Бобешу хотелось пойти вместе с дедушкой, но это на самом деле было очень далеко, и он такой дороги не выдержал бы. Бобеш не мог смотреть на плачущую мать. Сам плакать он уже не мог. Ему казалось, что он выплакал все слезы, и все-таки грудь у него как-то странно сжималась и слезы сами бежали. Вдруг Бобеш почувствовал, что у него прерывается дыхание, и тогда он испугался, не разболеется ли он, как Франтишек, не стянет ли и у него тоже животик. Когда Франтишек начинал кашлять (это был уже не кашель, а какой-то с трудом издаваемый стон), у Бобеша мороз пробегал по коже.
Перестал идти дождь, но небо все еще было в тучах. Комната казалась Бобешу совсем другой, и все было какое-то другое. Сегодня как-то слишком громко тикали часы, и бой был какой-то противный. Бобеш охотно остановил бы их. Потом он вспомнил, как фабрикантша рассказывала у реки, что доктор вылечил ее собачонку и что собачонка уже снова жрет. (Бобеш помнил, что она сказала «кушает», но он ни за что на свете не сказал бы так о собаке.) Как же так, собачонку доктор вылечил, а Франтишека не вылечит? И как эта пани беспокоилась о собачонке, как кричала! Мама тоже беспокоится о Франтишеке, конечно, не меньше той пани, но она ведь плачет и жалуется потихоньку. Та пани падала в обморок, а мама не падает. И, несмотря на это, Бобеш был совершенно убежден, что мама Франтишека очень любит. Ему даже казалось, что плачет она теперь больше, чем тогда, когда он, Бобеш, болел.

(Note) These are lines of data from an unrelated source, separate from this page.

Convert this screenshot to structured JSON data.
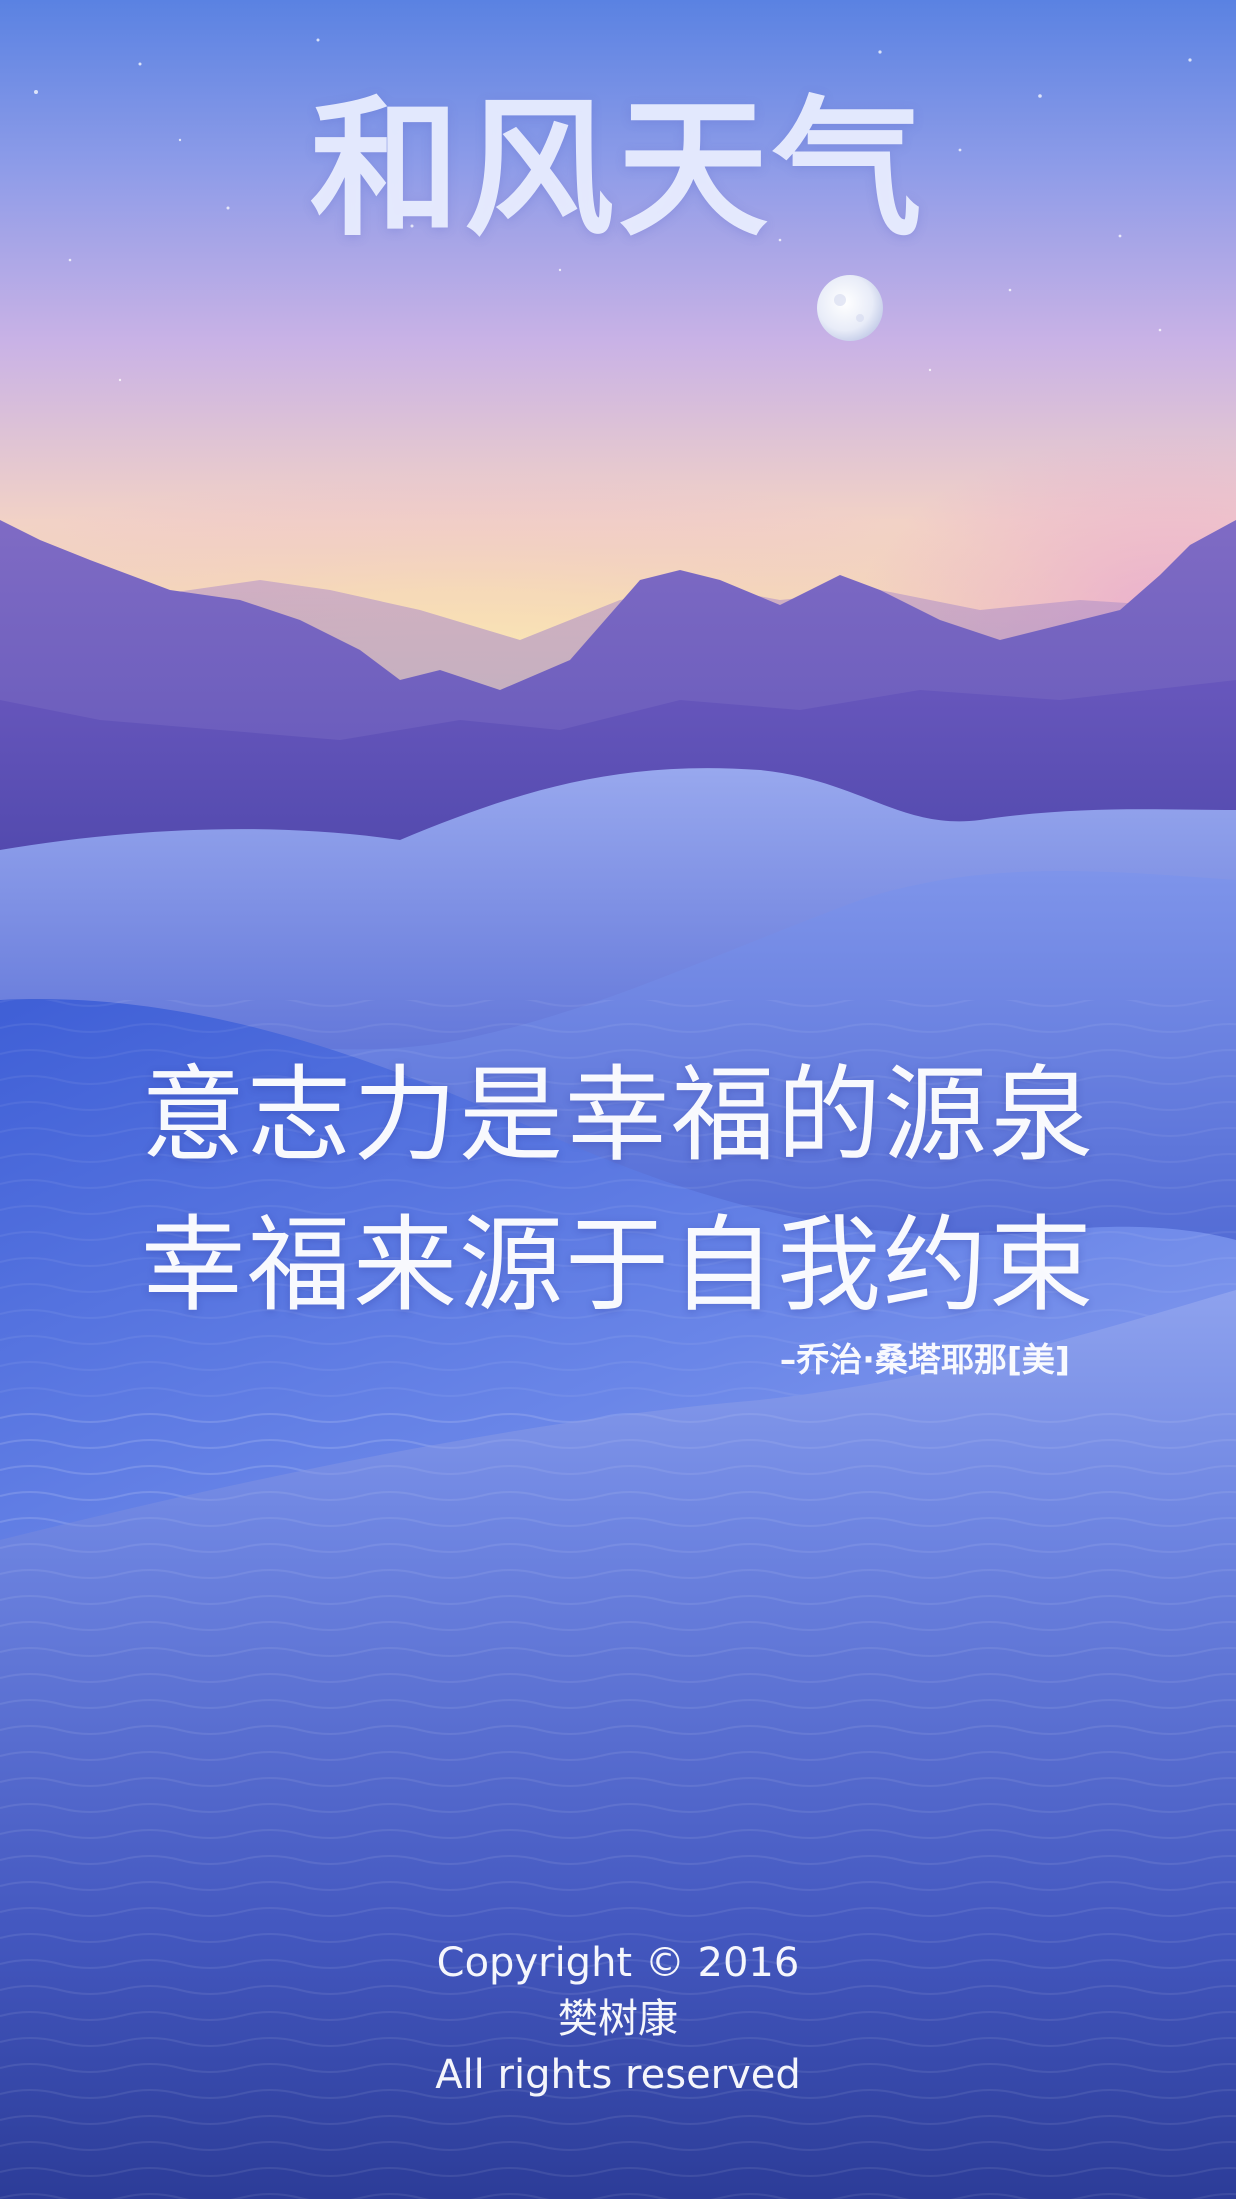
{
  "app": {
    "title": "和风天气"
  },
  "quote": {
    "lines": [
      "意志力是幸福的源泉",
      "幸福来源于自我约束"
    ],
    "author": "–乔治·桑塔耶那[美]"
  },
  "footer": {
    "copyright": "Copyright © 2016",
    "name": "樊树康",
    "rights": "All rights reserved"
  },
  "colors": {
    "sky_top": "#5a7fe0",
    "sky_horizon": "#f7e2b0",
    "sky_pink": "#e3a9d8",
    "mountains": "#5a4fb8",
    "dunes": "#5b78e0",
    "dunes_dark": "#3a4fb8"
  },
  "icons": {
    "moon": "moon-icon"
  }
}
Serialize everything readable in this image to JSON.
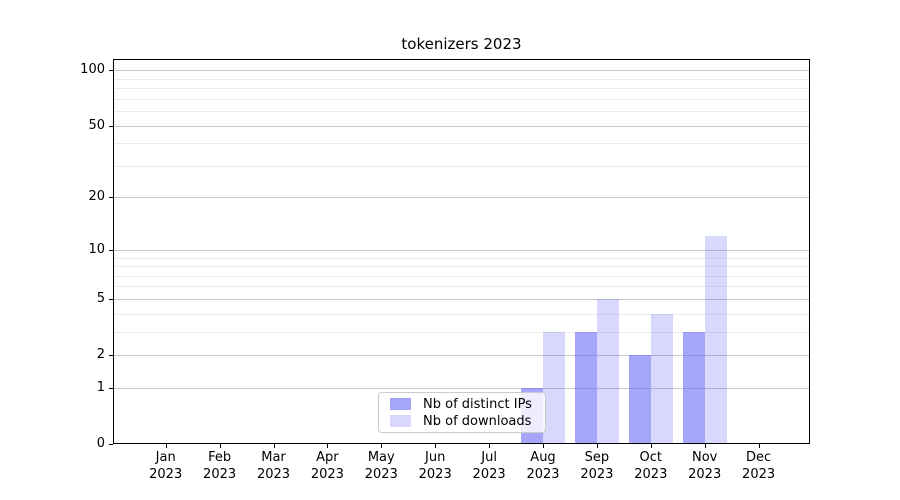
{
  "chart_data": {
    "type": "bar",
    "title": "tokenizers 2023",
    "categories": [
      "Jan 2023",
      "Feb 2023",
      "Mar 2023",
      "Apr 2023",
      "May 2023",
      "Jun 2023",
      "Jul 2023",
      "Aug 2023",
      "Sep 2023",
      "Oct 2023",
      "Nov 2023",
      "Dec 2023"
    ],
    "series": [
      {
        "name": "Nb of distinct IPs",
        "color": "#6e6ef5",
        "alpha": 0.62,
        "values": [
          0,
          0,
          0,
          0,
          0,
          0,
          0,
          1,
          3,
          2,
          3,
          0
        ]
      },
      {
        "name": "Nb of downloads",
        "color": "#6e6ef5",
        "alpha": 0.27,
        "values": [
          0,
          0,
          0,
          0,
          0,
          0,
          0,
          3,
          5,
          4,
          12,
          0
        ]
      }
    ],
    "xlabel": "",
    "ylabel": "",
    "y_scale": "log10(1+y)",
    "y_major_ticks": [
      0,
      1,
      2,
      5,
      10,
      20,
      50,
      100
    ],
    "y_minor_ticks": [
      3,
      4,
      6,
      7,
      8,
      9,
      30,
      40,
      60,
      70,
      80,
      90
    ],
    "ylim": [
      0,
      115
    ],
    "grid": "horizontal-only",
    "legend_position": "lower center",
    "grid_major_color": "#c9c9c9",
    "grid_minor_color": "#ebebeb",
    "axis_color": "#000000",
    "background_color": "#ffffff"
  }
}
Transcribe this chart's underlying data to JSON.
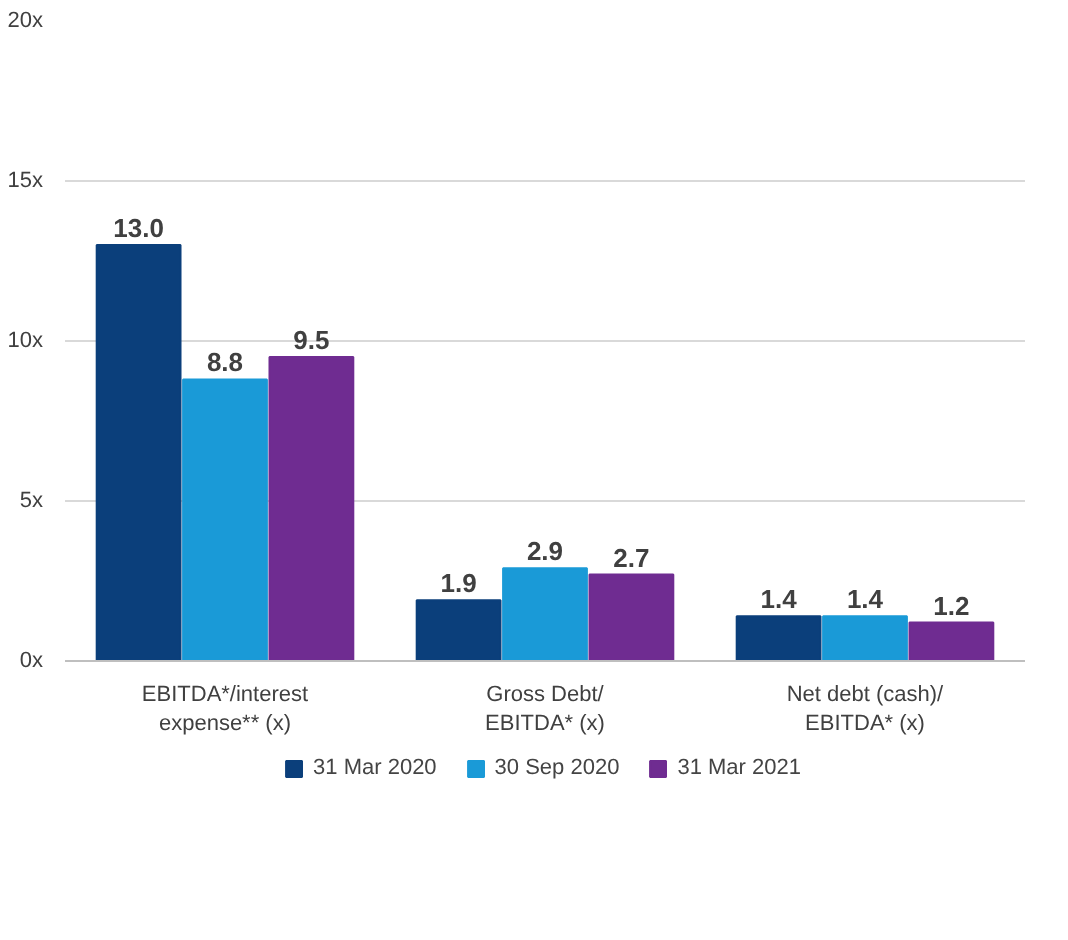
{
  "chart_data": {
    "type": "bar",
    "categories": [
      "EBITDA*/interest\nexpense** (x)",
      "Gross Debt/\nEBITDA* (x)",
      "Net debt (cash)/\nEBITDA* (x)"
    ],
    "series": [
      {
        "name": "31 Mar 2020",
        "color": "#0b3f7b",
        "values": [
          13.0,
          1.9,
          1.4
        ],
        "value_labels": [
          "13.0",
          "1.9",
          "1.4"
        ]
      },
      {
        "name": "30 Sep 2020",
        "color": "#1a9ad7",
        "values": [
          8.8,
          2.9,
          1.4
        ],
        "value_labels": [
          "8.8",
          "2.9",
          "1.4"
        ]
      },
      {
        "name": "31 Mar 2021",
        "color": "#6f2c91",
        "values": [
          9.5,
          2.7,
          1.2
        ],
        "value_labels": [
          "9.5",
          "2.7",
          "1.2"
        ]
      }
    ],
    "ylim": [
      0,
      20
    ],
    "yticks": [
      {
        "value": 0,
        "label": "0x"
      },
      {
        "value": 5,
        "label": "5x"
      },
      {
        "value": 10,
        "label": "10x"
      },
      {
        "value": 15,
        "label": "15x"
      },
      {
        "value": 20,
        "label": "20x"
      }
    ],
    "grid": "y",
    "legend": "bottom"
  }
}
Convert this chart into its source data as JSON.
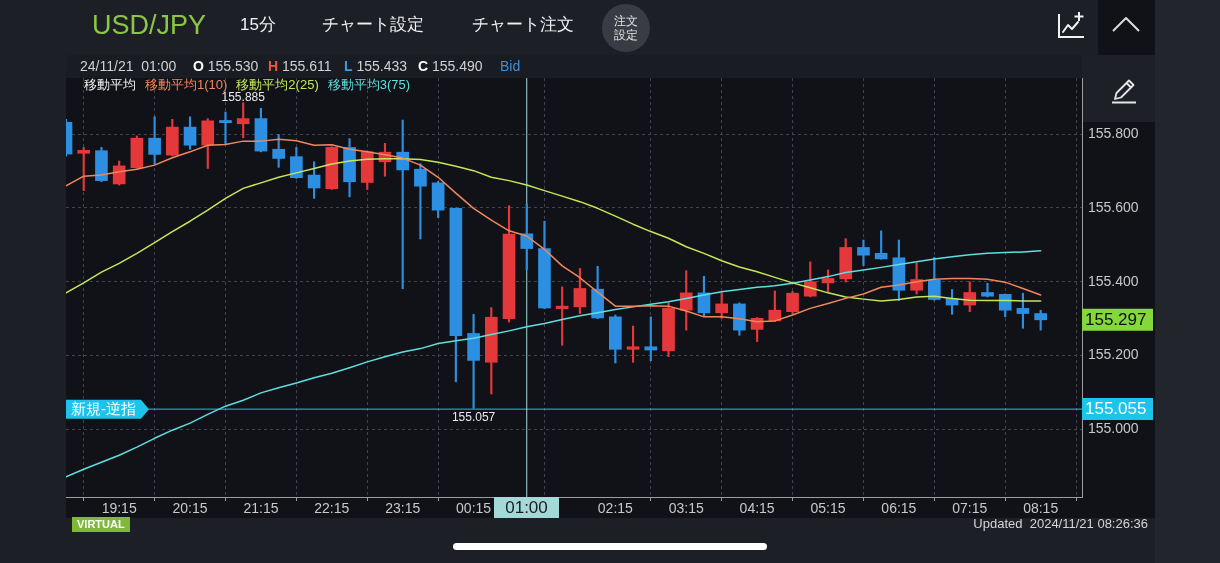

«Откуда только эти болезни берутся? – думал он. – Ведь перед тем как заболеть, Франтишек был такой веселый, смеялся». Они играли вместе в прятки. Бобеш прятался от него под постель, а когда замечал, что Франтишек приближается, он высовывал голову и рычал на Франтишека. Малыш с громким смехом и криком убегал от постели. Франтишек делал вид, будто бы боится Бобеша, а потом они вместе валялись на полу. Бобеш ложился на спину, а Франтишек перелезал через него. А теперь вдруг эта болезнь, и щечки у Франтишека совсем запали и так тяжело ему дышать. Наверное, в нем что-нибудь есть, что-нибудь душит его. Мама так хочет ему помочь, но ничего не может сделать. И доктор, наверное, тоже не может. Ах, если бы мама перестала плакать! Бобеш положил руки на лавку, голову на руки и уснул. Мать взяла спящего Бобеша и отнесла в постель.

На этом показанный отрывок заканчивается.